Introduction

The DataWave project provides a general purpose framework to facilitate persistence, indexing and retrieval of both structured and unstructured textual objects. Central to DataWave’s design is that it leverages Apache Accumulo to implement a flexible data model and to implement ingest and query components that are robust and scalable.

Common use cases for DataWave include…

  • Data fusion across structured and unstructured datasets
  • Construction and analysis of distributed graphs
  • Multi-tenant data architectures, with tenants having distinct security requirements and access patterns

DataWave provides flexible and extensible data security features predicated on Accumulo’s security model. As a result, organizations can apply either coarse- or fine-grained access controls to their data, and they can easily integrate DataWave query clients into existing security infrastructure.

System Architecture

DataWave is written in Java and its ingest and query components provide extensible software frameworks, which developers can easily customize. In terms of system architecture, DataWave’s ingest and query services are loosely coupled and may be configured to operate on distinct clusters, if needed. In the configuration shown below, ingest and query services are segregated so that CPU, memory, and network resources within the data warehouse cluster may be prioritized for query processing.

DataWave System Overview

However, if resource contention between ingest processing and query processing is not an immediate concern, then DataWave may be hosted on a single, shared environment. From the perspective of the services themselves, selecting one of these two deployment strategies is a simple matter of changing a few config settings.

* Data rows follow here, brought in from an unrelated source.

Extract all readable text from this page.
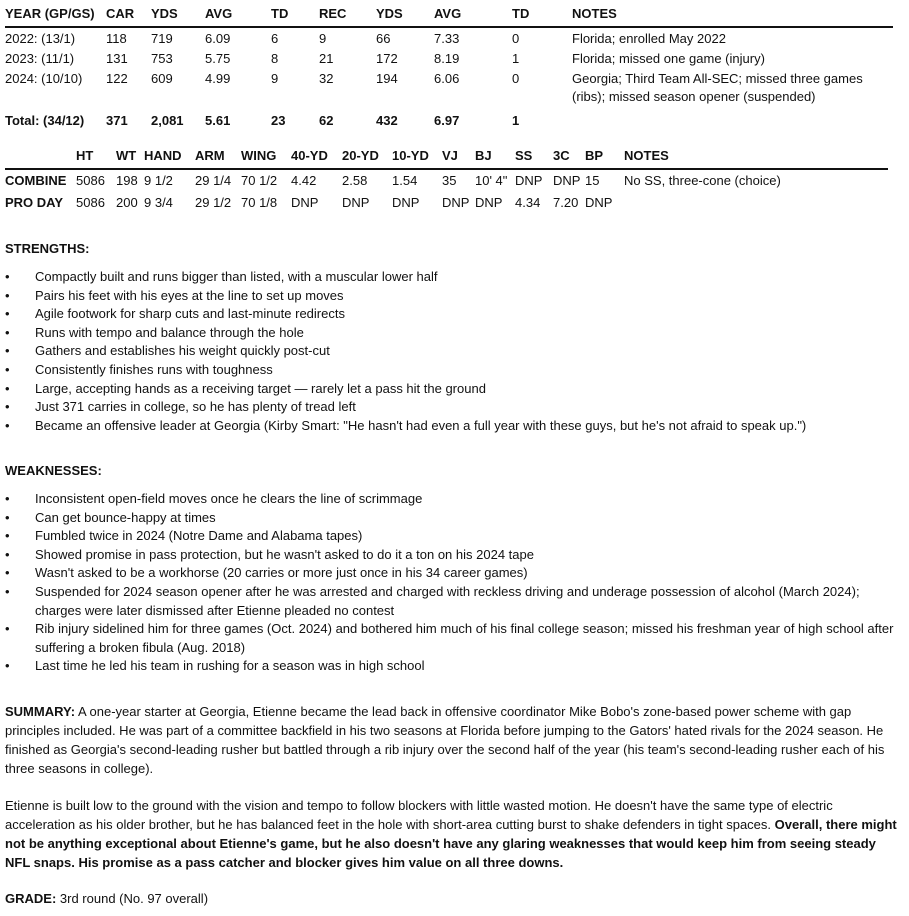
YEAR (GP/GS)	CAR	YDS	AVG	TD	REC	YDS	AVG	TD	NOTES
2022: (13/1)	118	719	6.09	6	9	66	7.33	0	Florida; enrolled May 2022
2023: (11/1)	131	753	5.75	8	21	172	8.19	1	Florida; missed one game (injury)
2024: (10/10)	122	609	4.99	9	32	194	6.06	0	Georgia; Third Team All-SEC; missed three games (ribs); missed season opener (suspended)
Total: (34/12)	371	2,081	5.61	23	62	432	6.97	1	
	HT	WT	HAND	ARM	WING	40-YD	20-YD	10-YD	VJ	BJ	SS	3C	BP	NOTES
COMBINE	5086	198	9 1/2	29 1/4	70 1/2	4.42	2.58	1.54	35	10' 4"	DNP	DNP	15	No SS, three-cone (choice)
PRO DAY	5086	200	9 3/4	29 1/2	70 1/8	DNP	DNP	DNP	DNP	DNP	4.34	7.20	DNP	
STRENGTHS:
• Compactly built and runs bigger than listed, with a muscular lower half
• Pairs his feet with his eyes at the line to set up moves
• Agile footwork for sharp cuts and last-minute redirects
• Runs with tempo and balance through the hole
• Gathers and establishes his weight quickly post-cut
• Consistently finishes runs with toughness
• Large, accepting hands as a receiving target — rarely let a pass hit the ground
• Just 371 carries in college, so he has plenty of tread left
• Became an offensive leader at Georgia (Kirby Smart: "He hasn't had even a full year with these guys, but he's not afraid to speak up.")
WEAKNESSES:
• Inconsistent open-field moves once he clears the line of scrimmage
• Can get bounce-happy at times
• Fumbled twice in 2024 (Notre Dame and Alabama tapes)
• Showed promise in pass protection, but he wasn't asked to do it a ton on his 2024 tape
• Wasn't asked to be a workhorse (20 carries or more just once in his 34 career games)
• Suspended for 2024 season opener after he was arrested and charged with reckless driving and underage possession of alcohol (March 2024); charges were later dismissed after Etienne pleaded no contest
• Rib injury sidelined him for three games (Oct. 2024) and bothered him much of his final college season; missed his freshman year of high school after suffering a broken fibula (Aug. 2018)
• Last time he led his team in rushing for a season was in high school

SUMMARY: A one-year starter at Georgia, Etienne became the lead back in offensive coordinator Mike Bobo's zone-based power scheme with gap principles included. He was part of a committee backfield in his two seasons at Florida before jumping to the Gators' hated rivals for the 2024 season. He finished as Georgia's second-leading rusher but battled through a rib injury over the second half of the year (his team's second-leading rusher each of his three seasons in college).

Etienne is built low to the ground with the vision and tempo to follow blockers with little wasted motion. He doesn't have the same type of electric acceleration as his older brother, but he has balanced feet in the hole with short-area cutting burst to shake defenders in tight spaces. Overall, there might not be anything exceptional about Etienne's game, but he also doesn't have any glaring weaknesses that would keep him from seeing steady NFL snaps. His promise as a pass catcher and blocker gives him value on all three downs.

GRADE: 3rd round (No. 97 overall)
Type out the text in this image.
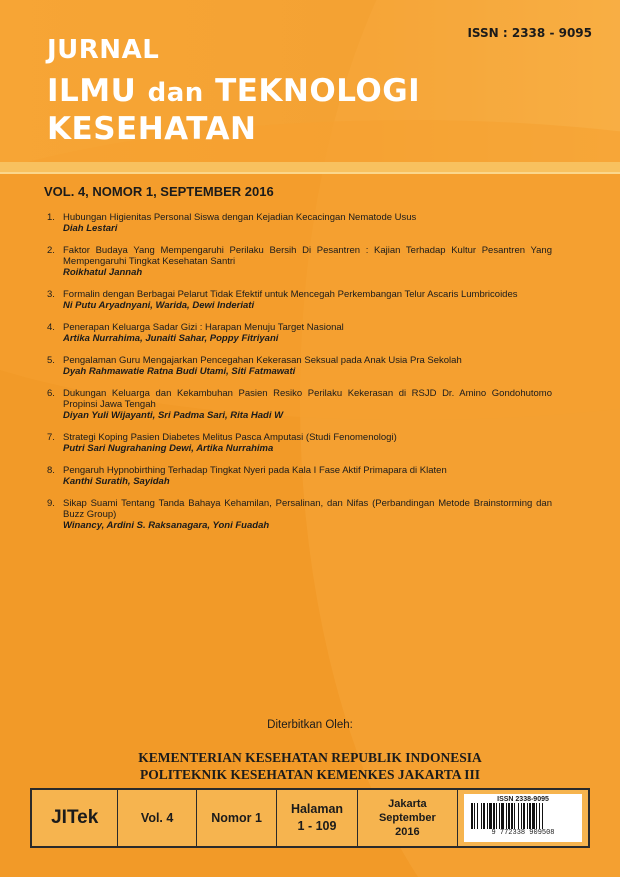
ISSN : 2338 - 9095
JURNAL
ILMU dan TEKNOLOGI
KESEHATAN
VOL. 4, NOMOR 1, SEPTEMBER 2016
1. Hubungan Higienitas Personal Siswa dengan Kejadian Kecacingan Nematode Usus
Diah Lestari
2. Faktor Budaya Yang Mempengaruhi Perilaku Bersih Di Pesantren : Kajian Terhadap Kultur Pesantren Yang Mempengaruhi Tingkat Kesehatan Santri
Roikhatul Jannah
3. Formalin dengan Berbagai Pelarut Tidak Efektif untuk Mencegah Perkembangan Telur Ascaris Lumbricoides
Ni Putu Aryadnyani, Warida, Dewi Inderiati
4. Penerapan Keluarga Sadar Gizi : Harapan Menuju Target Nasional
Artika Nurrahima, Junaiti Sahar, Poppy Fitriyani
5. Pengalaman Guru Mengajarkan Pencegahan Kekerasan Seksual pada Anak Usia Pra Sekolah
Dyah Rahmawatie Ratna Budi Utami, Siti Fatmawati
6. Dukungan Keluarga dan Kekambuhan Pasien Resiko Perilaku Kekerasan di RSJD Dr. Amino Gondohutomo Propinsi Jawa Tengah
Diyan Yuli Wijayanti, Sri Padma Sari, Rita Hadi W
7. Strategi Koping Pasien Diabetes Melitus Pasca Amputasi (Studi Fenomenologi)
Putri Sari Nugrahaning Dewi, Artika Nurrahima
8. Pengaruh Hypnobirthing Terhadap Tingkat Nyeri pada Kala I Fase Aktif Primapara di Klaten
Kanthi Suratih, Sayidah
9. Sikap Suami Tentang Tanda Bahaya Kehamilan, Persalinan, dan Nifas (Perbandingan Metode Brainstorming dan Buzz Group)
Winancy, Ardini S. Raksanagara, Yoni Fuadah
Diterbitkan Oleh:
KEMENTERIAN KESEHATAN REPUBLIK INDONESIA
POLITEKNIK KESEHATAN KEMENKES JAKARTA III
JITek	Vol. 4	Nomor 1
Halaman
1 - 109
Jakarta
September
2016
ISSN 2338-9095
9 772338 909508
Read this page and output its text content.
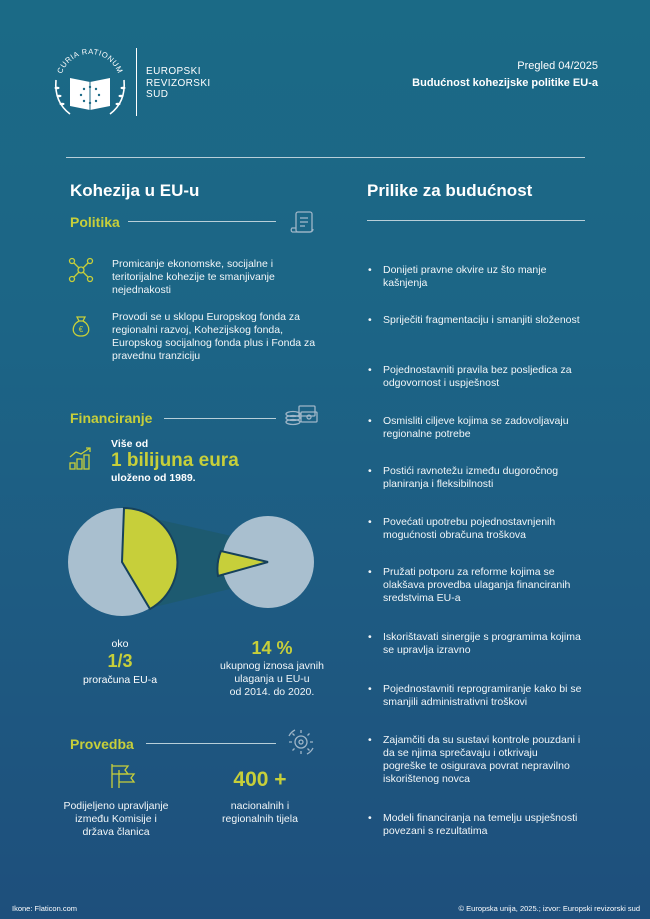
CURIA RATIONUM EUROPSKI
REVIZORSKI
SUD
Pregled 04/2025
Budućnost kohezijske politike EU-a
Kohezija u EU-u
Politika
Promicanje ekonomske, socijalne i teritorijalne kohezije te smanjivanje nejednakosti
€
Provodi se u sklopu Europskog fonda za regionalni razvoj, Kohezijskog fonda, Europskog socijalnog fonda plus i Fonda za pravednu tranziciju
Financiranje
Više od
1 bilijuna eura
uloženo od 1989.
oko
1/3
proračuna EU-a
14 %
ukupnog iznosa javnih
ulaganja u EU-u
od 2014. do 2020.
Provedba
Podijeljeno upravljanje
između Komisije i
država članica
400 +
nacionalnih i
regionalnih tijela
Prilike za budućnost
• Donijeti pravne okvire uz što manje kašnjenja
• Spriječiti fragmentaciju i smanjiti složenost
• Pojednostavniti pravila bez posljedica za odgovornost i uspješnost
• Osmisliti ciljeve kojima se zadovoljavaju regionalne potrebe
• Postići ravnotežu između dugoročnog planiranja i fleksibilnosti
• Povećati upotrebu pojednostavnjenih mogućnosti obračuna troškova
• Pružati potporu za reforme kojima se olakšava provedba ulaganja financiranih sredstvima EU-a
• Iskorištavati sinergije s programima kojima se upravlja izravno
• Pojednostavniti reprogramiranje kako bi se smanjili administrativni troškovi
• Zajamčiti da su sustavi kontrole pouzdani i da se njima sprečavaju i otkrivaju pogreške te osigurava povrat nepravilno iskorištenog novca
• Modeli financiranja na temelju uspješnosti povezani s rezultatima
Ikone: Flaticon.com	© Europska unija, 2025.; izvor: Europski revizorski sud
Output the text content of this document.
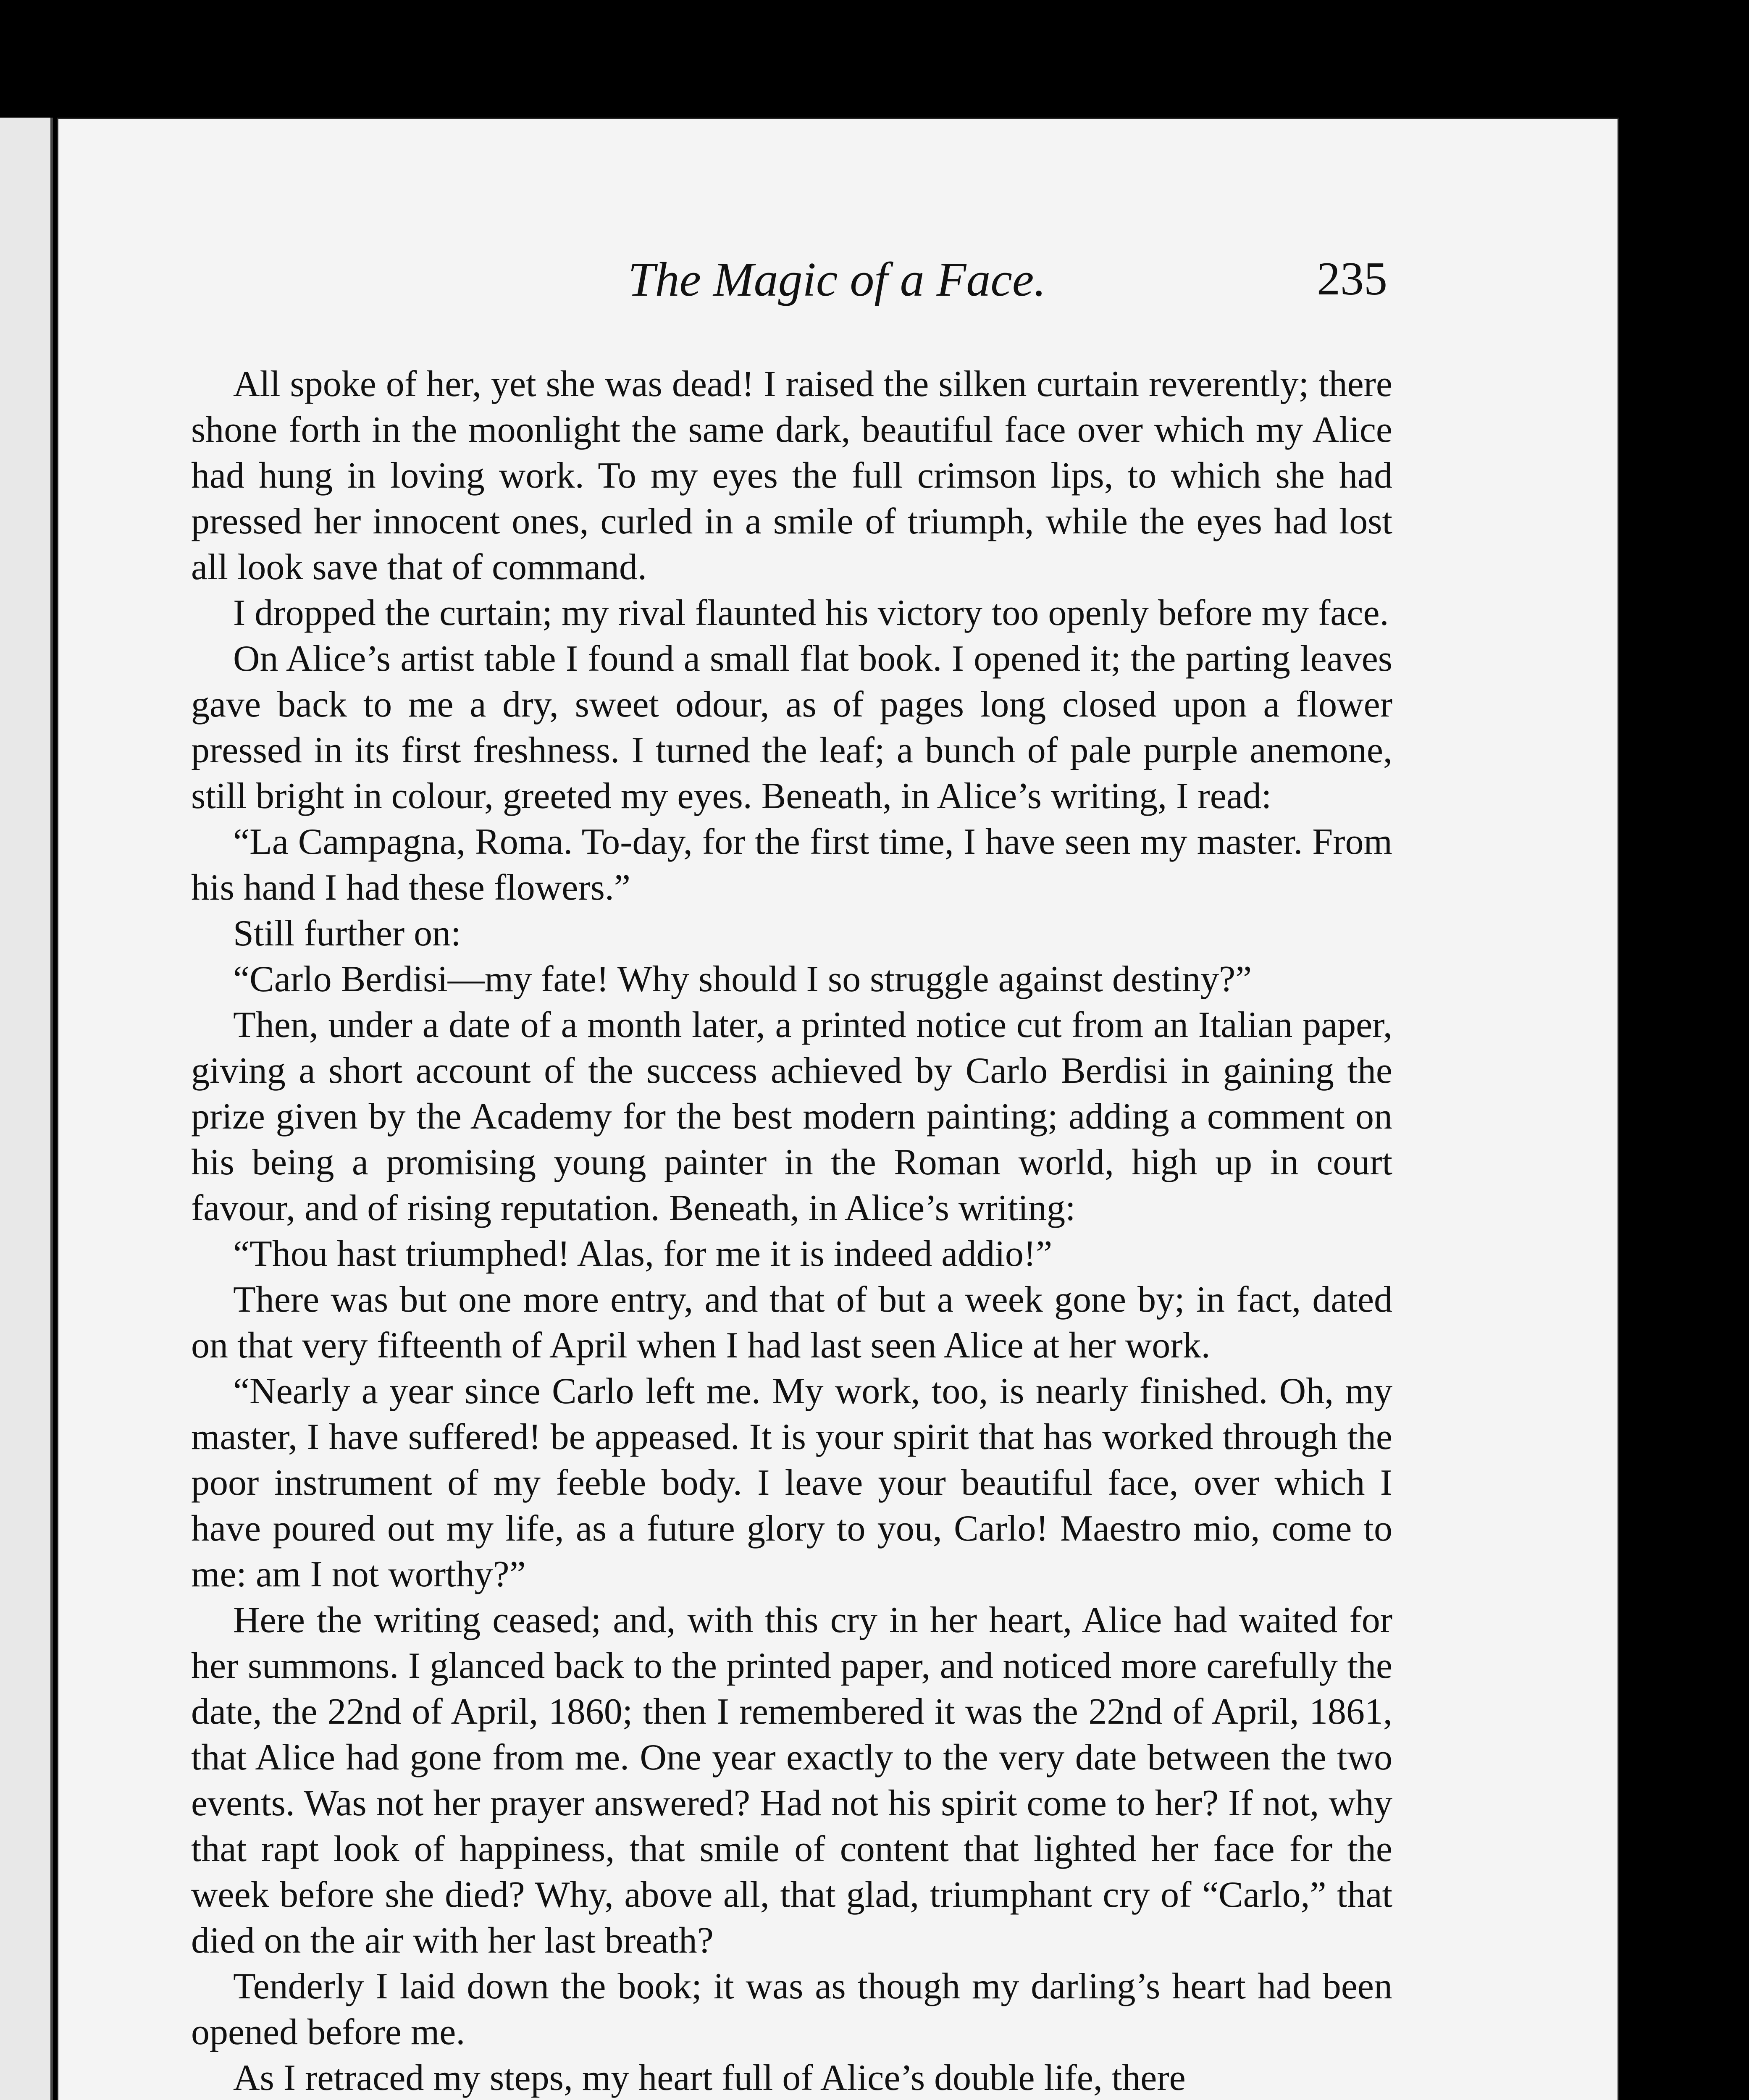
The Magic of a Face.	235

All spoke of her, yet she was dead! I raised the silken curtain reverently; there shone forth in the moonlight the same dark, beautiful face over which my Alice had hung in loving work. To my eyes the full crimson lips, to which she had pressed her innocent ones, curled in a smile of triumph, while the eyes had lost all look save that of command.

I dropped the curtain; my rival flaunted his victory too openly before my face.

On Alice’s artist table I found a small flat book. I opened it; the parting leaves gave back to me a dry, sweet odour, as of pages long closed upon a flower pressed in its first freshness. I turned the leaf; a bunch of pale purple anemone, still bright in colour, greeted my eyes. Beneath, in Alice’s writing, I read:

“La Campagna, Roma. To-day, for the first time, I have seen my master. From his hand I had these flowers.”

Still further on:

“Carlo Berdisi—my fate! Why should I so struggle against destiny?”

Then, under a date of a month later, a printed notice cut from an Italian paper, giving a short account of the success achieved by Carlo Berdisi in gaining the prize given by the Academy for the best modern painting; adding a comment on his being a promising young painter in the Roman world, high up in court favour, and of rising reputation. Beneath, in Alice’s writing:

“Thou hast triumphed! Alas, for me it is indeed addio!”

There was but one more entry, and that of but a week gone by; in fact, dated on that very fifteenth of April when I had last seen Alice at her work.

“Nearly a year since Carlo left me. My work, too, is nearly finished. Oh, my master, I have suffered! be appeased. It is your spirit that has worked through the poor instrument of my feeble body. I leave your beautiful face, over which I have poured out my life, as a future glory to you, Carlo! Maestro mio, come to me: am I not worthy?”

Here the writing ceased; and, with this cry in her heart, Alice had waited for her summons. I glanced back to the printed paper, and noticed more carefully the date, the 22nd of April, 1860; then I remembered it was the 22nd of April, 1861, that Alice had gone from me. One year exactly to the very date between the two events. Was not her prayer answered? Had not his spirit come to her? If not, why that rapt look of happiness, that smile of content that lighted her face for the week before she died? Why, above all, that glad, triumphant cry of “Carlo,” that died on the air with her last breath?

Tenderly I laid down the book; it was as though my darling’s heart had been opened before me.

As I retraced my steps, my heart full of Alice’s double life, there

Regardless of the deployment strategy, the flow of data into and out of the system remains largely the same. Raw data to be ingested may arrive in a staging area for pre-processing, if needed, or it may be written directly to HDFS. Once the input data arrives in HDFS, DataWave will process it via MapReduce and ultimately write the MapReduce output to DataWave’s Accumulo tables in the data warehouse. Lastly, query clients utilize various web services exposed through DataWave’s REST API to retrieve data of interest from the warehouse Accumulo repository.